Donc j'en suis président, on a même un compte bancaire où il y a rien dessus pour le moment. Mais le but c'est ça, c'est que si on nous propose, si par exemple on a quelqu'un qui veut financer un actif qui nous dit "Avec cet actif, je vais créer une valeur." Et là pour le coup, elle est concrète hein quand on dit l'amélioration de l'eau.

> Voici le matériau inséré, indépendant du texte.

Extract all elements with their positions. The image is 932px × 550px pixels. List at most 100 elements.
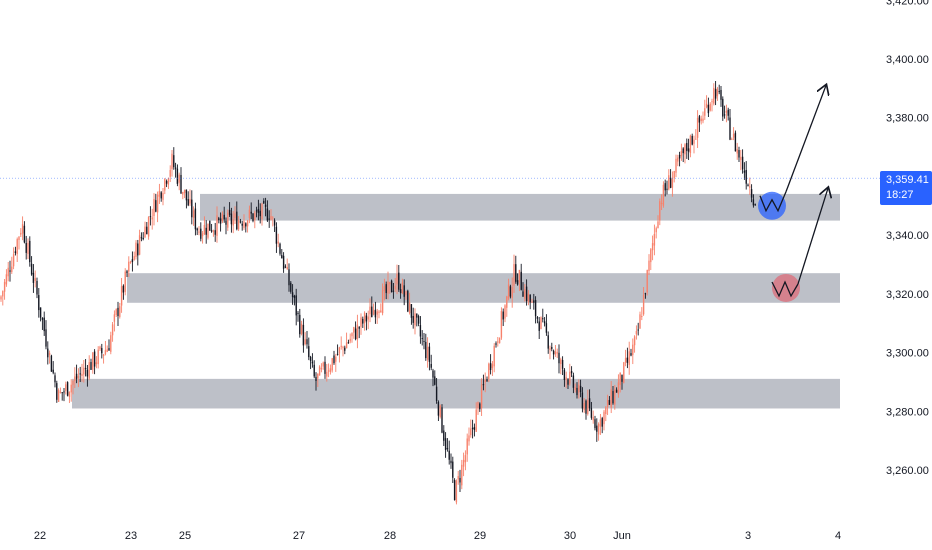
candle-up: [475, 409, 477, 432]
candle-up: [183, 189, 186, 193]
price-axis[interactable]: 3,420.003,400.003,380.003,360.003,340.00…: [886, 0, 929, 477]
candle-down: [626, 357, 629, 363]
candle-down: [131, 259, 134, 263]
candle-up: [383, 286, 386, 292]
candle-up: [189, 198, 191, 204]
candle-up: [426, 346, 429, 360]
candle-down: [41, 318, 44, 320]
candle-down: [354, 328, 357, 340]
candle-up: [198, 231, 200, 233]
candle-down: [596, 425, 598, 432]
candle-up: [740, 156, 742, 161]
candle-up: [614, 389, 616, 405]
candle-down: [266, 208, 269, 221]
candle-up: [684, 144, 686, 155]
candle-up: [92, 352, 94, 370]
candle-up: [554, 351, 557, 355]
candle-up: [74, 376, 76, 382]
candle-down: [459, 477, 461, 483]
candle-up: [468, 435, 470, 442]
candle-up: [237, 219, 240, 230]
candle-up: [115, 309, 117, 315]
candle-down: [435, 386, 438, 401]
candle-up: [624, 358, 627, 363]
candle-down: [743, 170, 746, 173]
candle-down: [146, 226, 148, 235]
candle-down: [486, 379, 488, 381]
candle-down: [75, 373, 78, 379]
candle-down: [664, 183, 666, 191]
candle-down: [30, 263, 33, 275]
candle-up: [518, 269, 521, 283]
candle-up: [578, 384, 580, 393]
candle-up: [641, 316, 643, 318]
candle-up: [153, 199, 155, 216]
candle-down: [302, 324, 305, 346]
candle-up: [470, 428, 472, 436]
candle-down: [187, 199, 189, 206]
candle-up: [635, 331, 638, 335]
time-tick-label: 23: [125, 530, 137, 542]
candle-down: [714, 89, 717, 99]
candle-down: [333, 355, 335, 364]
candle-up: [72, 381, 74, 386]
candle-up: [18, 236, 20, 240]
candle-down: [720, 89, 722, 100]
candle-up: [732, 133, 735, 138]
candle-up: [286, 267, 288, 270]
candle-down: [358, 327, 360, 329]
price-tick-label: 3,420.00: [886, 0, 929, 7]
candle-up: [565, 377, 567, 380]
candle-up: [628, 351, 630, 365]
candle-down: [421, 338, 423, 340]
candle-up: [3, 281, 6, 292]
candle-down: [567, 379, 569, 385]
candle-down: [529, 294, 531, 303]
candle-down: [678, 154, 681, 159]
candle-down: [165, 181, 168, 184]
candle-up: [725, 110, 728, 113]
candle-up: [408, 302, 411, 313]
candle-down: [264, 204, 267, 207]
candle-up: [513, 264, 515, 286]
candle-up: [367, 316, 369, 320]
candle-down: [9, 270, 11, 272]
candle-down: [93, 351, 96, 367]
candle-up: [356, 324, 359, 340]
time-axis[interactable]: 22 23 25 27 28 29 30 Jun 3 4: [34, 530, 841, 542]
candle-down: [29, 240, 31, 263]
candle-up: [243, 221, 245, 229]
candle-up: [549, 348, 551, 350]
candle-down: [90, 362, 92, 370]
candle-down: [180, 174, 182, 194]
candle-up: [488, 363, 490, 380]
candle-down: [63, 391, 65, 393]
annotations: [758, 85, 828, 302]
candle-up: [110, 335, 112, 352]
candle-up: [201, 233, 204, 237]
candle-down: [225, 220, 227, 225]
candle-up: [560, 359, 562, 365]
candle-up: [606, 399, 609, 407]
candle-down: [630, 353, 632, 356]
candle-up: [439, 405, 441, 417]
blue-marker-circle: [758, 191, 786, 220]
candle-up: [151, 217, 153, 220]
candle-down: [126, 271, 128, 274]
candle-up: [246, 220, 249, 227]
candle-down: [450, 460, 452, 464]
candle-up: [70, 384, 72, 393]
red-zigzag: [771, 280, 799, 298]
candle-down: [552, 350, 555, 355]
candle-up: [88, 362, 90, 379]
candle-up: [597, 423, 600, 435]
candle-up: [119, 306, 121, 317]
candle-down: [441, 407, 443, 433]
candle-up: [705, 103, 708, 108]
candle-up: [129, 261, 132, 263]
candle-down: [545, 323, 548, 333]
price-tick-label: 3,320.00: [886, 289, 929, 301]
candle-down: [209, 220, 211, 231]
candle-up: [59, 391, 62, 393]
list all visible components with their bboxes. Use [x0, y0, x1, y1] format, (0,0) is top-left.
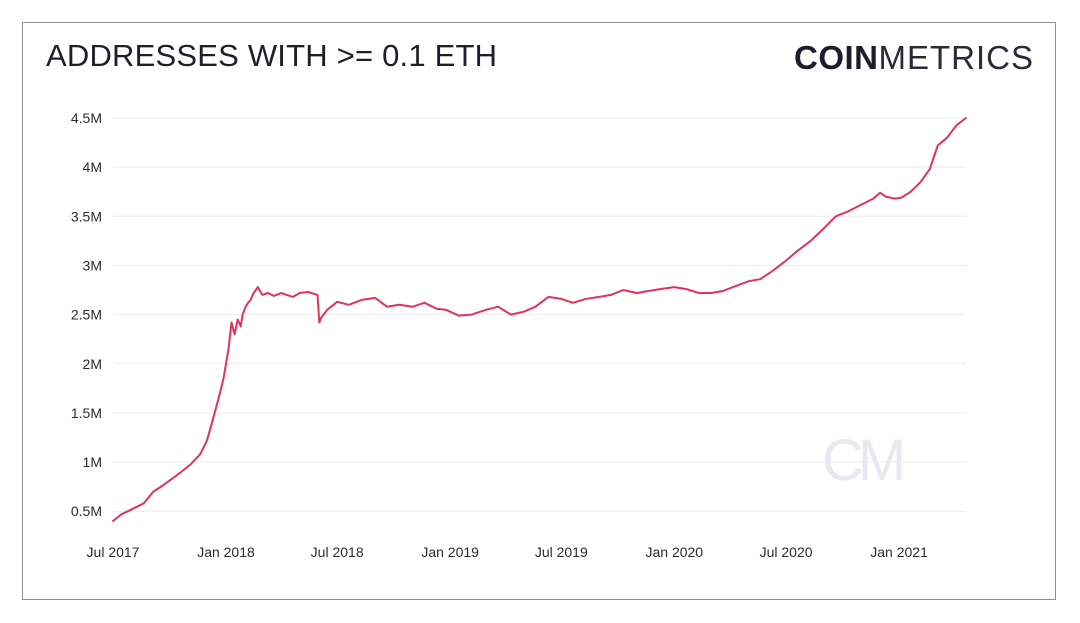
y-tick-label: 1.5M [71, 405, 102, 421]
x-tick-label: Jan 2021 [870, 544, 928, 560]
logo-bold-text: COIN [794, 39, 879, 76]
coinmetrics-logo: COINMETRICS [794, 39, 1034, 77]
x-tick-label: Jul 2017 [87, 544, 140, 560]
y-tick-label: 2.5M [71, 307, 102, 323]
y-tick-label: 3.5M [71, 208, 102, 224]
y-tick-label: 3M [83, 257, 102, 273]
x-tick-label: Jan 2020 [645, 544, 703, 560]
logo-light-text: METRICS [878, 39, 1034, 76]
y-axis-ticks: 0.5M 1M 1.5M 2M 2.5M 3M 3.5M 4M 4.5M [71, 110, 102, 519]
x-axis-ticks: Jul 2017 Jan 2018 Jul 2018 Jan 2019 Jul 2019… [87, 544, 929, 560]
y-tick-label: 1M [83, 454, 102, 470]
cm-watermark: CM [822, 428, 902, 493]
series-line [112, 117, 967, 522]
y-tick-label: 4.5M [71, 110, 102, 126]
chart-title: ADDRESSES WITH >= 0.1 ETH [46, 38, 498, 73]
y-tick-label: 2M [83, 356, 102, 372]
y-tick-label: 0.5M [71, 503, 102, 519]
x-tick-label: Jul 2020 [760, 544, 813, 560]
x-tick-label: Jan 2018 [197, 544, 255, 560]
x-tick-label: Jan 2019 [421, 544, 479, 560]
x-tick-label: Jul 2019 [535, 544, 588, 560]
x-tick-label: Jul 2018 [311, 544, 364, 560]
y-tick-label: 4M [83, 159, 102, 175]
gridlines [113, 117, 966, 512]
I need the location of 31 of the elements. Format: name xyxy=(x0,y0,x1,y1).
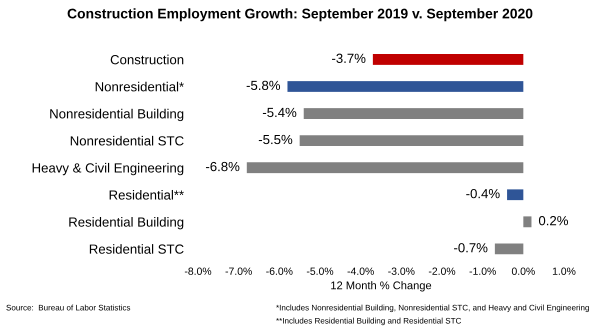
data-label: -3.7% xyxy=(332,54,366,63)
y-tick-label: Residential** xyxy=(110,190,184,200)
x-tick-label: -2.0% xyxy=(428,268,456,275)
data-label: -5.4% xyxy=(262,108,296,118)
x-tick-label: 0.0% xyxy=(512,268,535,275)
y-tick-label: Nonresidential* xyxy=(96,82,184,92)
x-tick-label: -8.0% xyxy=(184,268,212,275)
x-axis-title: 12 Month % Change xyxy=(331,281,432,292)
x-tick-label: -5.0% xyxy=(306,268,334,275)
y-tick-label: Residential STC xyxy=(90,244,184,254)
y-tick-label: Heavy & Civil Engineering xyxy=(32,162,184,176)
data-label: -6.8% xyxy=(206,162,240,172)
x-tick-label: -6.0% xyxy=(266,268,293,275)
x-tick-label: -7.0% xyxy=(226,268,252,275)
y-tick-label: Residential Building xyxy=(69,217,184,230)
text: *Includes Nonresidential Building, Nonresidential STC, and Heavy and Civil Engineering xyxy=(276,304,589,312)
x-tick-label: -1.0% xyxy=(470,268,496,275)
y-tick-label: Nonresidential STC xyxy=(70,136,184,146)
x-tick-label: -3.0% xyxy=(388,268,415,275)
source-note: Source: Bureau of Labor Statistics xyxy=(6,304,130,310)
data-label: 0.2% xyxy=(538,216,568,226)
x-tick-label: -4.0% xyxy=(348,268,374,275)
data-label: -5.5% xyxy=(258,134,292,144)
data-label: -5.8% xyxy=(246,80,280,90)
x-tick-label: 1.0% xyxy=(552,268,576,275)
text: **Includes Residential Building and Residential STC xyxy=(276,318,462,326)
y-tick-label: Construction xyxy=(110,54,184,64)
y-tick-label: Nonresidential Building xyxy=(50,108,184,122)
chart-title: Construction Employment Growth: September 2019 v. September 2020 xyxy=(68,8,532,22)
data-label: -0.4% xyxy=(466,188,500,198)
data-label: -0.7% xyxy=(454,243,488,252)
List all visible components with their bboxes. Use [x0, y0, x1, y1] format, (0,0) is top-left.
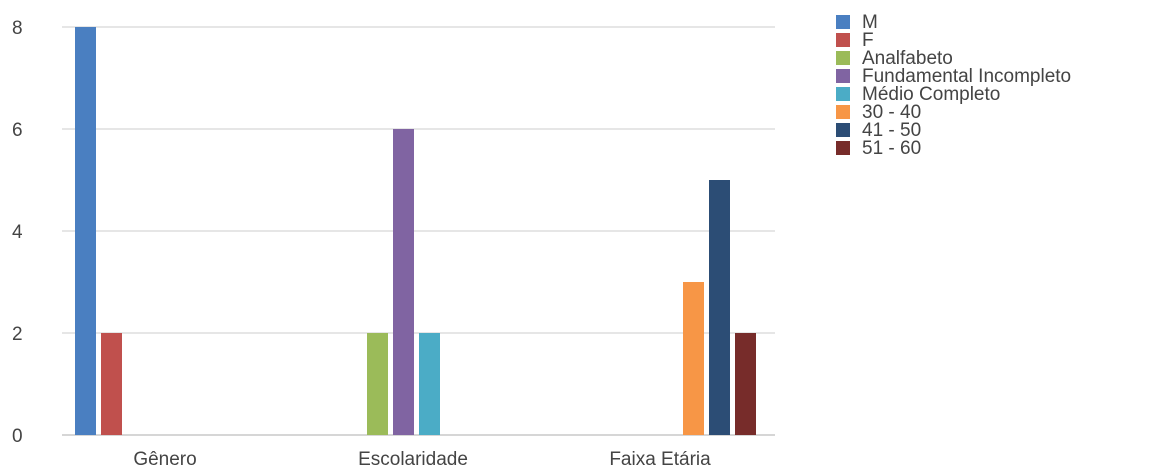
bar-fundamental-incompleto	[393, 129, 414, 435]
y-axis-tick-labels: 0 2 4 6 8	[12, 18, 23, 447]
legend-swatch	[836, 15, 850, 29]
legend-label: F	[862, 30, 874, 51]
legend-item: 30 - 40	[836, 102, 921, 123]
bar-30-40	[683, 282, 704, 435]
gridlines	[62, 26, 775, 436]
bar-m	[75, 27, 96, 435]
x-axis-category-labels: Gênero Escolaridade Faixa Etária	[133, 449, 711, 467]
legend-item: F	[836, 30, 874, 51]
bar-51-60	[735, 333, 756, 435]
legend-item: 51 - 60	[836, 138, 921, 159]
legend-label: M	[862, 12, 878, 33]
legend-swatch	[836, 141, 850, 155]
y-tick-label: 4	[12, 222, 23, 243]
legend-swatch	[836, 69, 850, 83]
legend-item: Fundamental Incompleto	[836, 66, 1071, 87]
legend-label: Fundamental Incompleto	[862, 66, 1071, 87]
legend-label: Médio Completo	[862, 84, 1000, 105]
legend-label: Analfabeto	[862, 48, 953, 69]
x-category-label: Gênero	[133, 449, 196, 467]
y-tick-label: 2	[12, 324, 23, 345]
y-tick-label: 0	[12, 426, 23, 447]
legend-label: 41 - 50	[862, 120, 921, 141]
legend-swatch	[836, 51, 850, 65]
x-category-label: Escolaridade	[358, 449, 468, 467]
legend-item: Médio Completo	[836, 84, 1000, 105]
bar-analfabeto	[367, 333, 388, 435]
y-tick-label: 8	[12, 18, 23, 39]
legend-swatch	[836, 123, 850, 137]
legend-item: 41 - 50	[836, 120, 921, 141]
bars	[75, 27, 756, 435]
legend-label: 51 - 60	[862, 138, 921, 159]
legend-swatch	[836, 33, 850, 47]
legend-item: Analfabeto	[836, 48, 953, 69]
legend-swatch	[836, 105, 850, 119]
bar-41-50	[709, 180, 730, 435]
y-tick-label: 6	[12, 120, 23, 141]
legend-label: 30 - 40	[862, 102, 921, 123]
x-category-label: Faixa Etária	[609, 449, 711, 467]
bar-m-dio-completo	[419, 333, 440, 435]
legend-item: M	[836, 12, 878, 33]
bar-f	[101, 333, 122, 435]
legend-swatch	[836, 87, 850, 101]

Vous voyez, c'est très concret. Je crois que j'avais déjà utilisé aussi en commission euh un exemple, c'est-à-dire des euh des éleveurs de brebis dans le Cantal qui élevaient des brebis bio. Ah zut, c'était le Cantal encore.

Donc c'était du côté de Rodèz. Voilà. Ah, c'est c'est la Veyon, c'est mieux.

Alors donc oui, d'ailleurs je sais pas si Non, on fait pas de crocfort dans dans le Cantal. Non, on fait du Cantal dans le Cantal évidemment hein. Donc et donc en fait la manière dont ces brebis faisaient du lait bio, c'était en broutant de la fougère.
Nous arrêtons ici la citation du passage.